Широкие карие глаза Лило блестели, словно она недавно плакала, волосы были спутаны и немыты. Но благодаря круглому лицу с нежной светлой кожей и розовой ночной рубашке Лило выглядела совсем юной и какой-то трогательной. Смутившись, девушка затеребила кружевную кайму на вырезе.

– Вольфи смеется надо мной, мол, я слишком беспокоюсь об одежде. Но знаете, если уж жить в этой помойке, – Лило угрюмо обвела рукой комнатушку, почти полностью занятую двуспальной кроватью и ветхим комодом с отколотыми углами, – то надо постараться хотя бы выглядеть прилично. – Девушка понизила голос, словно собираясь поделиться сокровенной тайной, и продолжила: – В юности я мечтала стать швеей, но у родителей не было денег, чтобы отправить меня в школу.
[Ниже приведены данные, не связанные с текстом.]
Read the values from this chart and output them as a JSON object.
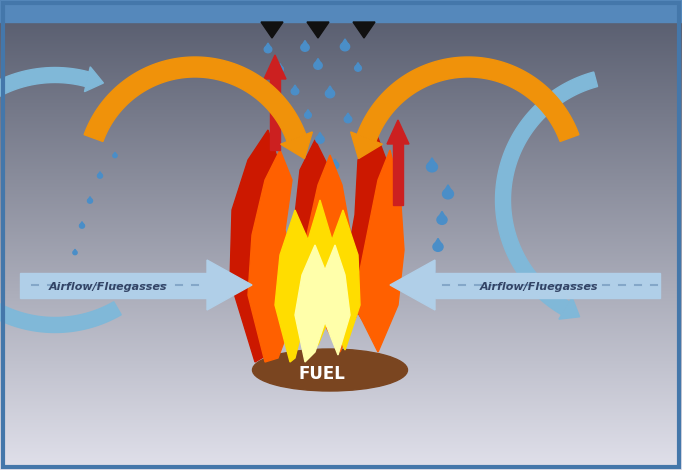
{
  "fuel_label": "FUEL",
  "airflow_label": "Airflow/Fluegasses",
  "fuel_color": "#7a4520",
  "flame_red": "#cc1800",
  "flame_orange": "#ff6000",
  "flame_yellow": "#ffdd00",
  "flame_white": "#ffffaa",
  "arrow_orange": "#f0920a",
  "arrow_blue_light": "#b0cfe8",
  "arrow_blue_curve": "#80b8d8",
  "water_drop": "#4a8ec8",
  "steam_red": "#cc2020",
  "top_bar_color": "#5588bb",
  "top_triangle_color": "#111111",
  "bg_dark": "#3a3a4a",
  "bg_light": "#e0e0ee",
  "border_color": "#4477aa"
}
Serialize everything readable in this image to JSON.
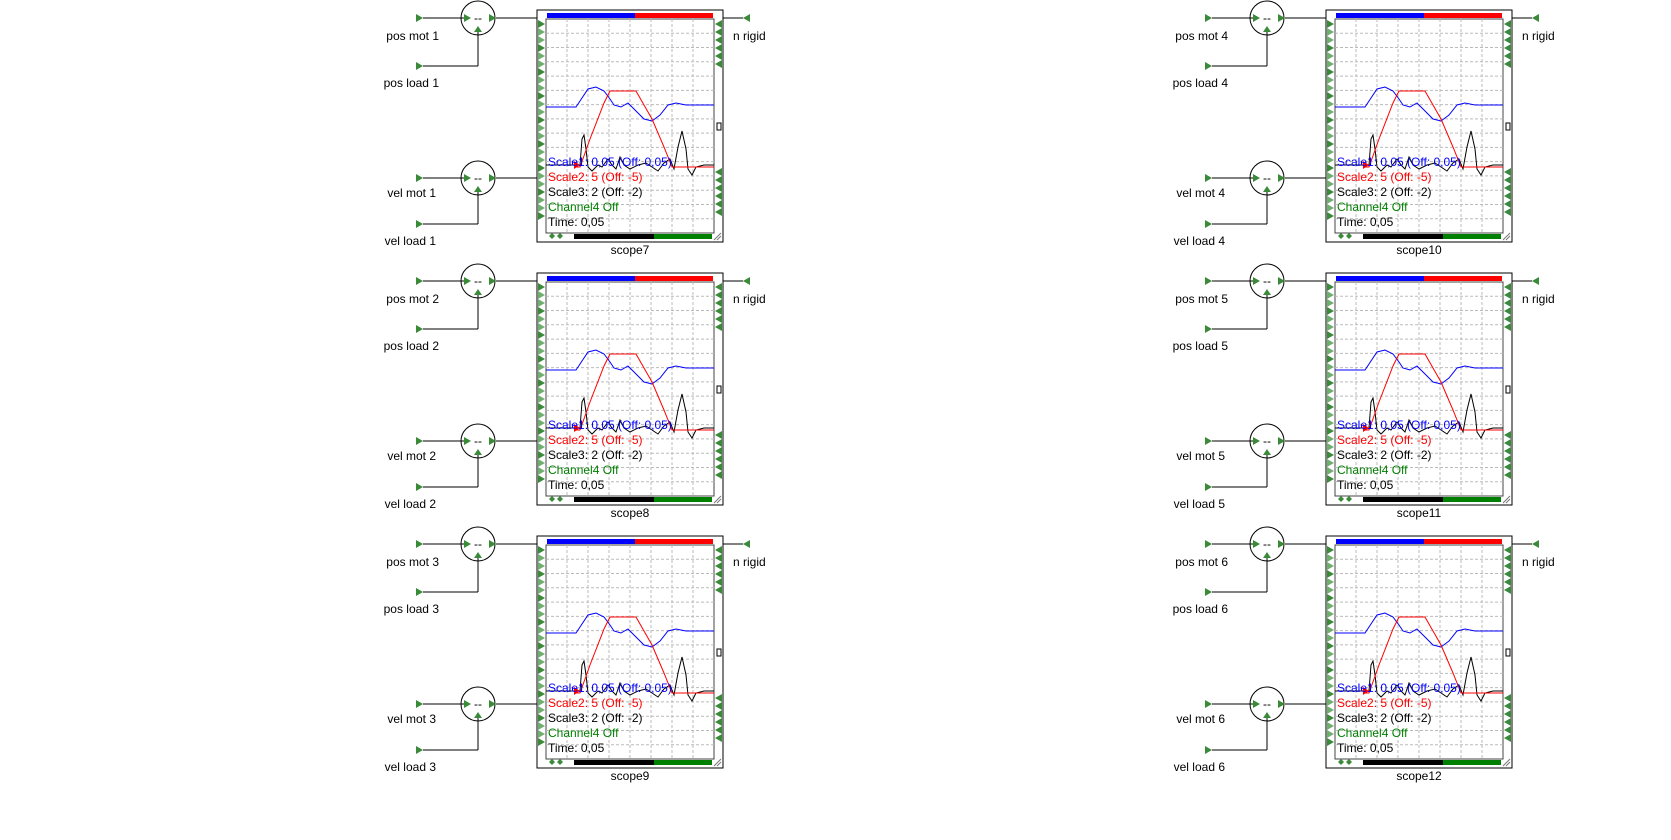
{
  "diagram": {
    "junction_symbol": "--",
    "scale_lines": [
      {
        "text": "Scale1: 0,05 (Off: 0,05)",
        "color": "#0000ff"
      },
      {
        "text": "Scale2: 5 (Off: -5)",
        "color": "#ff0000"
      },
      {
        "text": "Scale3: 2 (Off: -2)",
        "color": "#000000"
      },
      {
        "text": "Channel4 Off",
        "color": "#008000"
      },
      {
        "text": "Time: 0,05",
        "color": "#000000"
      }
    ],
    "colors": {
      "wire": "#000000",
      "port": "#3a8a3a",
      "channel1": "#0000ff",
      "channel2": "#ff0000",
      "channel3": "#000000",
      "channel4": "#008000",
      "grid": "#bbbbbb"
    },
    "blocks": [
      {
        "scope": "scope7",
        "pos_mot": "pos mot 1",
        "pos_load": "pos load 1",
        "vel_mot": "vel mot 1",
        "vel_load": "vel load 1",
        "output": "n rigid"
      },
      {
        "scope": "scope8",
        "pos_mot": "pos mot 2",
        "pos_load": "pos load 2",
        "vel_mot": "vel mot 2",
        "vel_load": "vel load 2",
        "output": "n rigid"
      },
      {
        "scope": "scope9",
        "pos_mot": "pos mot 3",
        "pos_load": "pos load 3",
        "vel_mot": "vel mot 3",
        "vel_load": "vel load 3",
        "output": "n rigid"
      },
      {
        "scope": "scope10",
        "pos_mot": "pos mot 4",
        "pos_load": "pos load 4",
        "vel_mot": "vel mot 4",
        "vel_load": "vel load 4",
        "output": "n rigid"
      },
      {
        "scope": "scope11",
        "pos_mot": "pos mot 5",
        "pos_load": "pos load 5",
        "vel_mot": "vel mot 5",
        "vel_load": "vel load 5",
        "output": "n rigid"
      },
      {
        "scope": "scope12",
        "pos_mot": "pos mot 6",
        "pos_load": "pos load 6",
        "vel_mot": "vel mot 6",
        "vel_load": "vel load 6",
        "output": "n rigid"
      }
    ]
  }
}
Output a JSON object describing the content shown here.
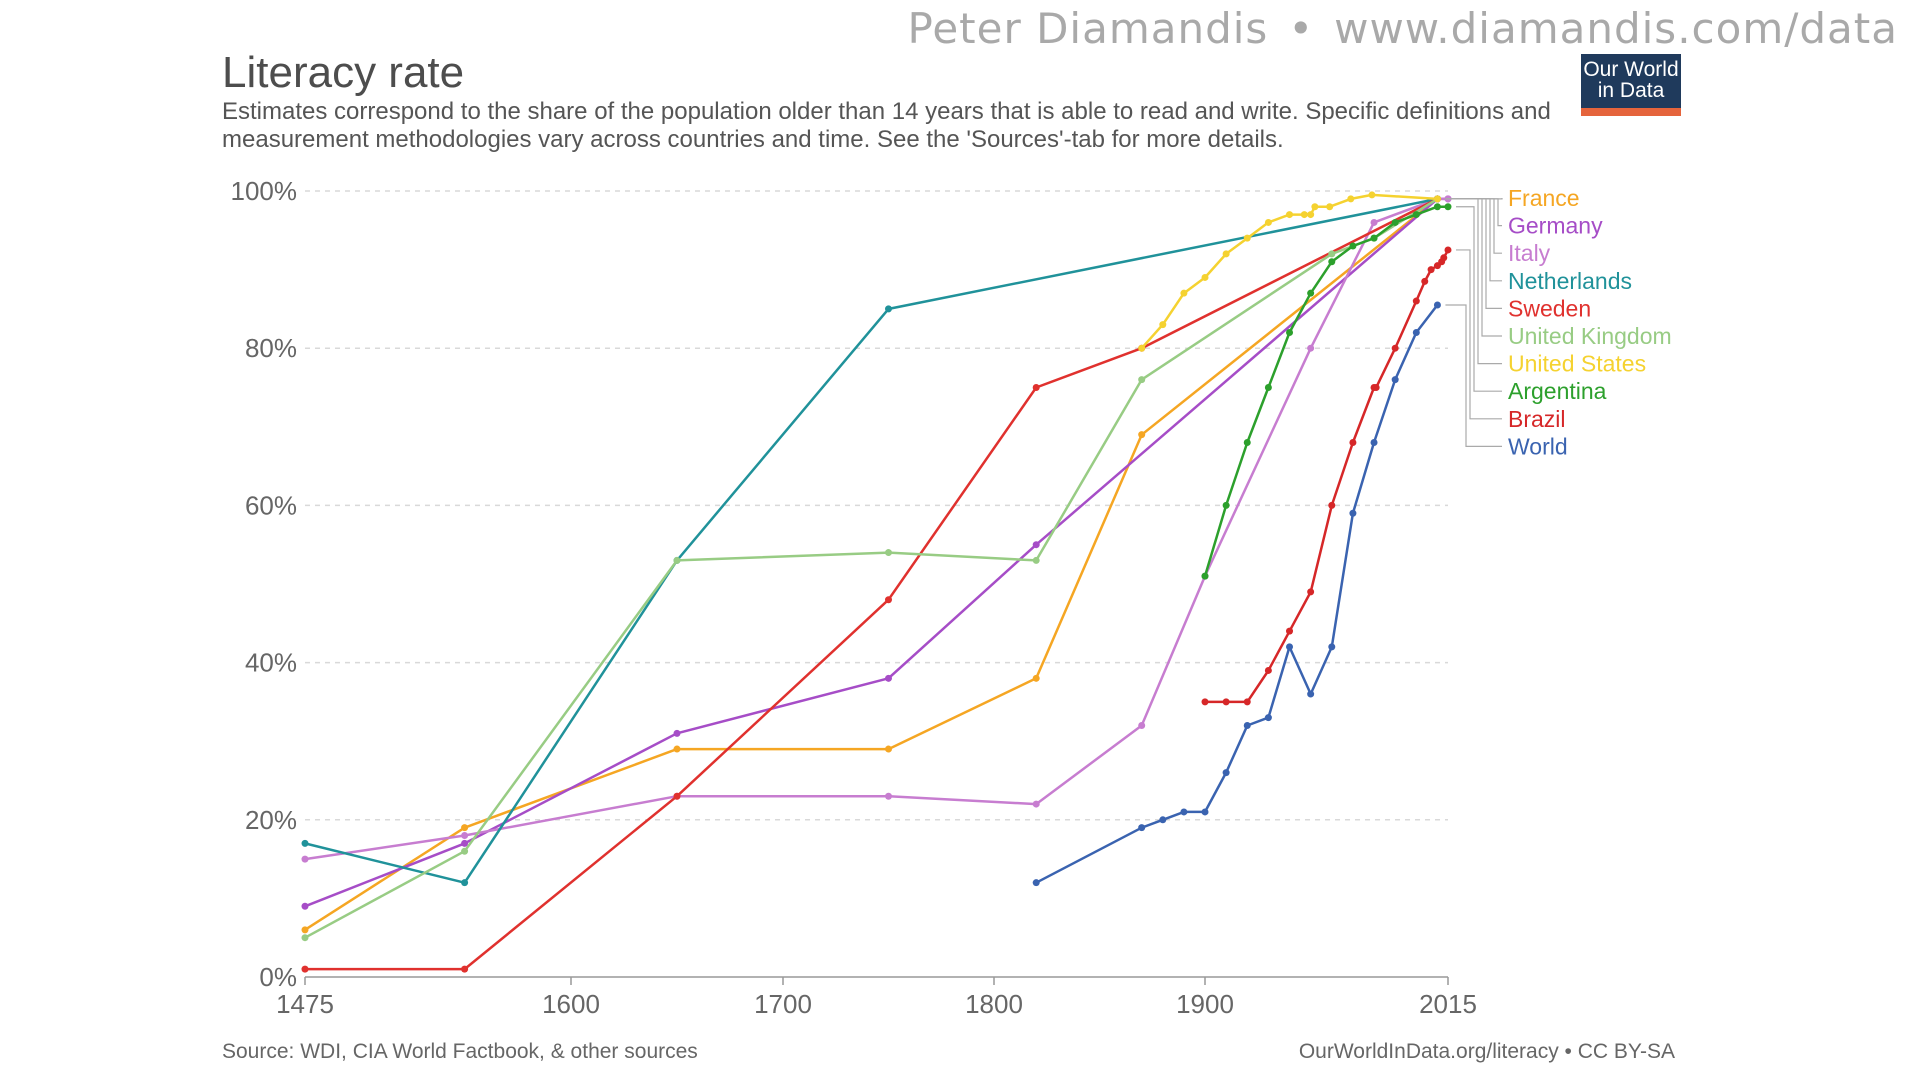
{
  "credit": {
    "author": "Peter Diamandis",
    "separator": "•",
    "site": "www.diamandis.com/data"
  },
  "header": {
    "title": "Literacy rate",
    "subtitle": "Estimates correspond to the share of the population older than 14 years that is able to read and write. Specific definitions and measurement methodologies vary across countries and time. See the 'Sources'-tab for more details."
  },
  "logo": {
    "line1": "Our World",
    "line2": "in Data"
  },
  "footer": {
    "source": "Source: WDI, CIA World Factbook, & other sources",
    "license": "OurWorldInData.org/literacy • CC BY-SA"
  },
  "chart_data": {
    "type": "line",
    "title": "Literacy rate",
    "xlabel": "",
    "ylabel": "",
    "xlim": [
      1475,
      2015
    ],
    "ylim": [
      0,
      100
    ],
    "x_ticks": [
      1475,
      1600,
      1700,
      1800,
      1900,
      2015
    ],
    "y_ticks": [
      0,
      20,
      40,
      60,
      80,
      100
    ],
    "y_tick_labels": [
      "0%",
      "20%",
      "40%",
      "60%",
      "80%",
      "100%"
    ],
    "grid": "horizontal dashed",
    "legend_position": "right",
    "series": [
      {
        "name": "France",
        "color": "#f5a623",
        "points": [
          [
            1475,
            6
          ],
          [
            1550,
            19
          ],
          [
            1650,
            29
          ],
          [
            1750,
            29
          ],
          [
            1820,
            38
          ],
          [
            1870,
            69
          ],
          [
            2010,
            99
          ]
        ]
      },
      {
        "name": "Germany",
        "color": "#a64dc7",
        "points": [
          [
            1475,
            9
          ],
          [
            1550,
            17
          ],
          [
            1650,
            31
          ],
          [
            1750,
            38
          ],
          [
            1820,
            55
          ],
          [
            2010,
            99
          ],
          [
            2015,
            99
          ]
        ]
      },
      {
        "name": "Italy",
        "color": "#c77dd0",
        "points": [
          [
            1475,
            15
          ],
          [
            1550,
            18
          ],
          [
            1650,
            23
          ],
          [
            1750,
            23
          ],
          [
            1820,
            22
          ],
          [
            1870,
            32
          ],
          [
            1900,
            51
          ],
          [
            1950,
            80
          ],
          [
            1980,
            96
          ],
          [
            2010,
            99
          ],
          [
            2015,
            99
          ]
        ]
      },
      {
        "name": "Netherlands",
        "color": "#20929a",
        "points": [
          [
            1475,
            17
          ],
          [
            1550,
            12
          ],
          [
            1650,
            53
          ],
          [
            1750,
            85
          ],
          [
            2010,
            99
          ]
        ]
      },
      {
        "name": "Sweden",
        "color": "#e0312e",
        "points": [
          [
            1475,
            1
          ],
          [
            1550,
            1
          ],
          [
            1650,
            23
          ],
          [
            1750,
            48
          ],
          [
            1820,
            75
          ],
          [
            1870,
            80
          ],
          [
            2010,
            99
          ]
        ]
      },
      {
        "name": "United Kingdom",
        "color": "#98cc84",
        "points": [
          [
            1475,
            5
          ],
          [
            1550,
            16
          ],
          [
            1650,
            53
          ],
          [
            1750,
            54
          ],
          [
            1820,
            53
          ],
          [
            1870,
            76
          ],
          [
            1960,
            92
          ],
          [
            1980,
            94
          ],
          [
            2010,
            99
          ]
        ]
      },
      {
        "name": "United States",
        "color": "#f5d230",
        "points": [
          [
            1870,
            80
          ],
          [
            1880,
            83
          ],
          [
            1890,
            87
          ],
          [
            1900,
            89
          ],
          [
            1910,
            92
          ],
          [
            1920,
            94
          ],
          [
            1930,
            96
          ],
          [
            1940,
            97
          ],
          [
            1947,
            97
          ],
          [
            1950,
            97
          ],
          [
            1952,
            98
          ],
          [
            1959,
            98
          ],
          [
            1969,
            99
          ],
          [
            1979,
            99.5
          ],
          [
            2010,
            99
          ]
        ]
      },
      {
        "name": "Argentina",
        "color": "#2ca02c",
        "points": [
          [
            1900,
            51
          ],
          [
            1910,
            60
          ],
          [
            1920,
            68
          ],
          [
            1930,
            75
          ],
          [
            1940,
            82
          ],
          [
            1950,
            87
          ],
          [
            1960,
            91
          ],
          [
            1970,
            93
          ],
          [
            1980,
            94
          ],
          [
            1990,
            96
          ],
          [
            2000,
            97
          ],
          [
            2010,
            98
          ],
          [
            2015,
            98
          ]
        ]
      },
      {
        "name": "Brazil",
        "color": "#d62728",
        "points": [
          [
            1900,
            35
          ],
          [
            1910,
            35
          ],
          [
            1920,
            35
          ],
          [
            1930,
            39
          ],
          [
            1940,
            44
          ],
          [
            1950,
            49
          ],
          [
            1960,
            60
          ],
          [
            1970,
            68
          ],
          [
            1980,
            75
          ],
          [
            1981,
            75
          ],
          [
            1990,
            80
          ],
          [
            2000,
            86
          ],
          [
            2004,
            88.5
          ],
          [
            2007,
            90
          ],
          [
            2010,
            90.5
          ],
          [
            2012,
            91
          ],
          [
            2013,
            91.5
          ],
          [
            2015,
            92.5
          ]
        ]
      },
      {
        "name": "World",
        "color": "#3a63b0",
        "points": [
          [
            1820,
            12
          ],
          [
            1870,
            19
          ],
          [
            1880,
            20
          ],
          [
            1890,
            21
          ],
          [
            1900,
            21
          ],
          [
            1910,
            26
          ],
          [
            1920,
            32
          ],
          [
            1930,
            33
          ],
          [
            1940,
            42
          ],
          [
            1950,
            36
          ],
          [
            1960,
            42
          ],
          [
            1970,
            59
          ],
          [
            1980,
            68
          ],
          [
            1990,
            76
          ],
          [
            2000,
            82
          ],
          [
            2010,
            85.5
          ]
        ]
      }
    ]
  }
}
А уж отдать в подмастерья так тем более! Потом я вышла замуж, вот, жду ребеночка… Но в глубине души я мечтаю шить бальные платья и шикарные наряды для кинозвезд. Как в кино. Вы когда-нибудь были в кино, госпожа Хульда?

Хульда кивнула. Она была частой гостьей кинотеатров, куда сбегала от реальности, но ей не хотелось хвастать этим перед юной девушкой.

– Я с легкостью могу представить вас за швейной машинкой, Лизелотта. У вас талант, это видно по вашей ночной рубашке и вон той симпатичной шапочке.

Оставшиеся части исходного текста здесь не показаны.